Oktoplut : vu autrement
Publié le 10 Oct 2025 par Cynthia Côté
Samedi, le 4 octobre, avait lieu le show d’Oktoplut, aux Bains Publics – Cabaret culturel, coop de solidarité à Rimouski. C’était la toute première fois que j’allais les voir en prestation. J’attendais donc ce moment depuis longtemps !
Leur tournée de quatre dates dans les villes de Montréal, Québec, Rimouski et Trois-Rivières avait pour thématique les festivités du 30e anniversaire de l’album Insomniac de Green Day. Un album (comme ils mentionnent) qui les a jetés sul derrière à 13 ans, comme jamais ils avaient été sul derrière à 13 ans. Pour ma part, je ne connaissais que les chansons Brain Stew et Walking Contradiction à cause des vidéoclips diffusés à Musique Plus ; je n’avais que 9 ans à l’époque. J’ai donc écouté au préalable l’album. Merci, Oktoplut, de m’avoir fait découvrir cet album 30 ans plus tard ; il n’est jamais trop tard !

ENTREVUE
J’ai eu le privilège de faire une petite entrevue avec Mathieu et Laurence, ce duo montréalais de stoner rock grunge francophone. Dernièrement, un article a été publié au Bad Crew ayant pour titre Haute-Fidélité : revisiter Insomniac avec Oktoplut, qui illustre bien l’engouement autour de cet hommage musical. Je leur ai donc posé des questions sans lien avec le show prévu.
Dans l’événement Facebook du show, vous avez publié un avis de recherche particulier. Est-ce que vous avez finalement trouvé la petite famille qui vous a réveillés dans une clairière le lendemain d’un de vos shows à Rimouski ?
Mathieu : Non, on ne l’a pas retrouvée. Pour faire une histoire courte, quand on est venus jouer à Rimouski, il y a vraiment longtemps, le doorman de l’endroit (on ne se rappelle plus du nom de l’endroit exactement) nous a invités après le show. Il nous a amenés quelque part en plein air à 3 heures du matin. Il faisait noir. On avait bu beaucoup d’alcool ce soir-là. C’était lors de nos premières tournées et on était trop nombreux pour tous dormir dans la van, donc on avait apporté une petite tente en extra dans laquelle Laurence et moi avons dormi. Le lendemain matin, on entend : « Fais pas trop de bruit ». On se réveille, on dézippe la tente et on voit une petite famille qui cueille des petits fruits.

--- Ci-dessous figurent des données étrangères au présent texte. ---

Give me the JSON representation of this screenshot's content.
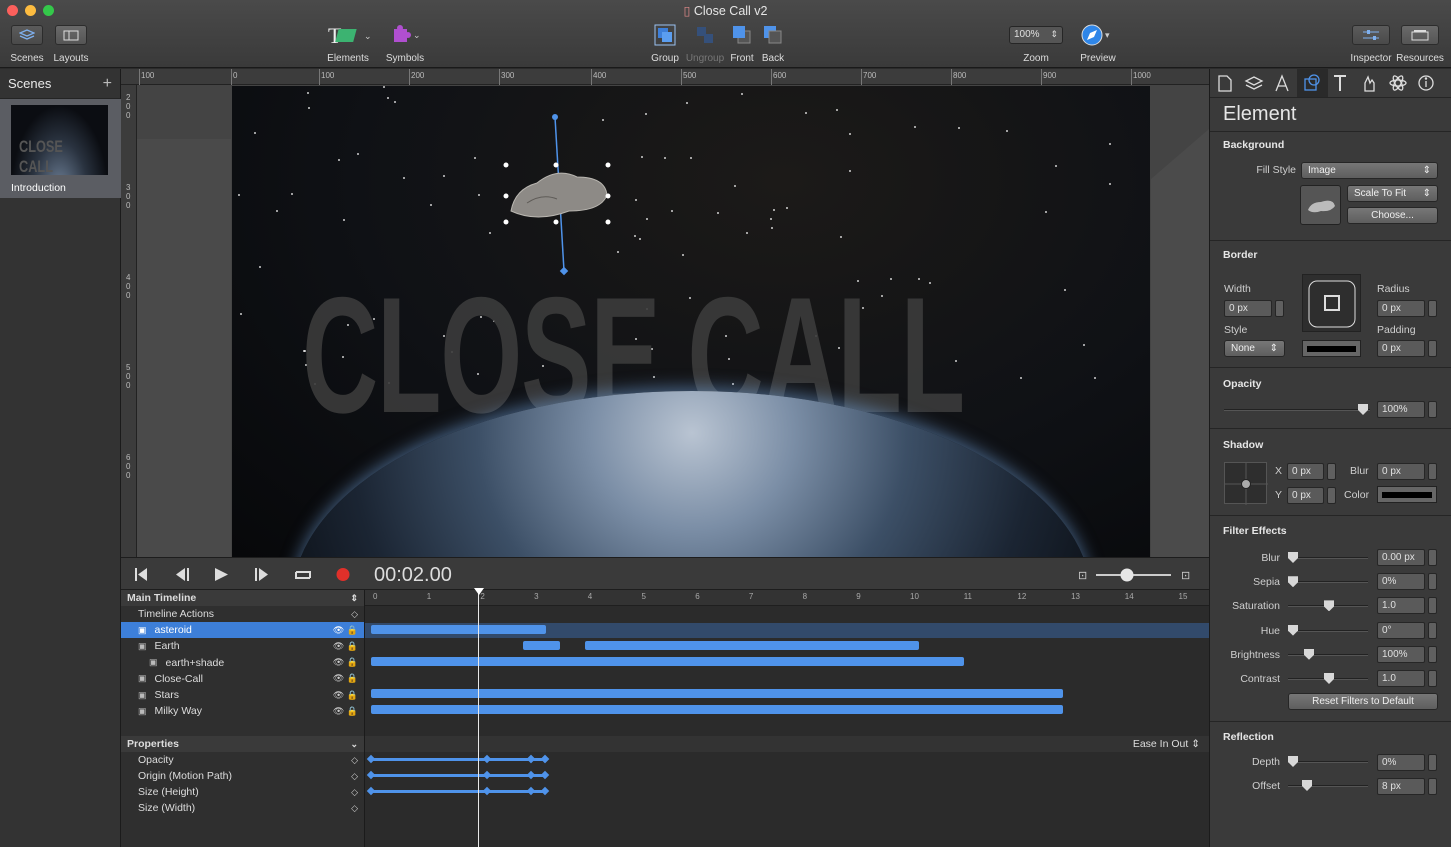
{
  "window": {
    "title": "Close Call v2"
  },
  "toolbar": {
    "scenes": "Scenes",
    "layouts": "Layouts",
    "elements": "Elements",
    "symbols": "Symbols",
    "group": "Group",
    "ungroup": "Ungroup",
    "front": "Front",
    "back": "Back",
    "zoom_value": "100%",
    "zoom": "Zoom",
    "preview": "Preview",
    "inspector": "Inspector",
    "resources": "Resources"
  },
  "scenes_panel": {
    "title": "Scenes",
    "add": "+",
    "items": [
      {
        "label": "Introduction",
        "thumb_text": "CLOSE CALL"
      }
    ]
  },
  "ruler": {
    "h": [
      "100",
      "0",
      "100",
      "200",
      "300",
      "400",
      "500",
      "600",
      "700",
      "800",
      "900",
      "1000"
    ],
    "v": [
      "2\n0\n0",
      "3\n0\n0",
      "4\n0\n0",
      "5\n0\n0",
      "6\n0\n0"
    ]
  },
  "stage": {
    "headline": "CLOSE CALL"
  },
  "transport": {
    "timecode": "00:02.00"
  },
  "timeline": {
    "name": "Main Timeline",
    "ticks": [
      "0",
      "1",
      "2",
      "3",
      "4",
      "5",
      "6",
      "7",
      "8",
      "9",
      "10",
      "11",
      "12",
      "13",
      "14",
      "15"
    ],
    "rows": [
      {
        "label": "Timeline Actions",
        "indent": 1
      },
      {
        "label": "asteroid",
        "indent": 1,
        "selected": true
      },
      {
        "label": "Earth",
        "indent": 1
      },
      {
        "label": "earth+shade",
        "indent": 2
      },
      {
        "label": "Close-Call",
        "indent": 1
      },
      {
        "label": "Stars",
        "indent": 1
      },
      {
        "label": "Milky Way",
        "indent": 1
      }
    ],
    "properties_header": "Properties",
    "easing": "Ease In Out",
    "properties": [
      "Opacity",
      "Origin (Motion Path)",
      "Size (Height)",
      "Size (Width)"
    ]
  },
  "inspector": {
    "title": "Element",
    "background": {
      "heading": "Background",
      "fill_style_label": "Fill Style",
      "fill_style": "Image",
      "scale": "Scale To Fit",
      "choose": "Choose..."
    },
    "border": {
      "heading": "Border",
      "width_label": "Width",
      "width": "0 px",
      "style_label": "Style",
      "style": "None",
      "radius_label": "Radius",
      "radius": "0 px",
      "padding_label": "Padding",
      "padding": "0 px"
    },
    "opacity": {
      "heading": "Opacity",
      "value": "100%"
    },
    "shadow": {
      "heading": "Shadow",
      "x_label": "X",
      "x": "0 px",
      "y_label": "Y",
      "y": "0 px",
      "blur_label": "Blur",
      "blur": "0 px",
      "color_label": "Color"
    },
    "filters": {
      "heading": "Filter Effects",
      "items": [
        {
          "label": "Blur",
          "value": "0.00 px"
        },
        {
          "label": "Sepia",
          "value": "0%"
        },
        {
          "label": "Saturation",
          "value": "1.0"
        },
        {
          "label": "Hue",
          "value": "0°"
        },
        {
          "label": "Brightness",
          "value": "100%"
        },
        {
          "label": "Contrast",
          "value": "1.0"
        }
      ],
      "reset": "Reset Filters to Default"
    },
    "reflection": {
      "heading": "Reflection",
      "depth_label": "Depth",
      "depth": "0%",
      "offset_label": "Offset",
      "offset": "8 px"
    }
  },
  "colors": {
    "accent": "#3d7fd9",
    "bar": "#4f93ea",
    "record": "#e0302a"
  }
}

Nous, on était dégueulasses, lendemain de brosse… T’sais des fois tu te sens pas winner… avec la petite famille, pour vrai on s’excuse ! Haha !
Comment trouvez-vous le crowd en région ?
Mathieu : La dernière fois qu’on est venus à Rimouski, je pense que c’était avec Jet Black ; ça fait quasiment 10 ans. On est revenus dans le coin une couple de fois, dont un jeudi soir où l’on a joué ici. On pensait qu’un jeudi soir c’est un hit or miss, mais calvaire non, ça avait viré ! Ça a été l’un des shows vraiment le fun.
Concernant votre single Normal / Anormal que vous avez sorti le 29 août dernier, quand est prévu la sortie de cet album ?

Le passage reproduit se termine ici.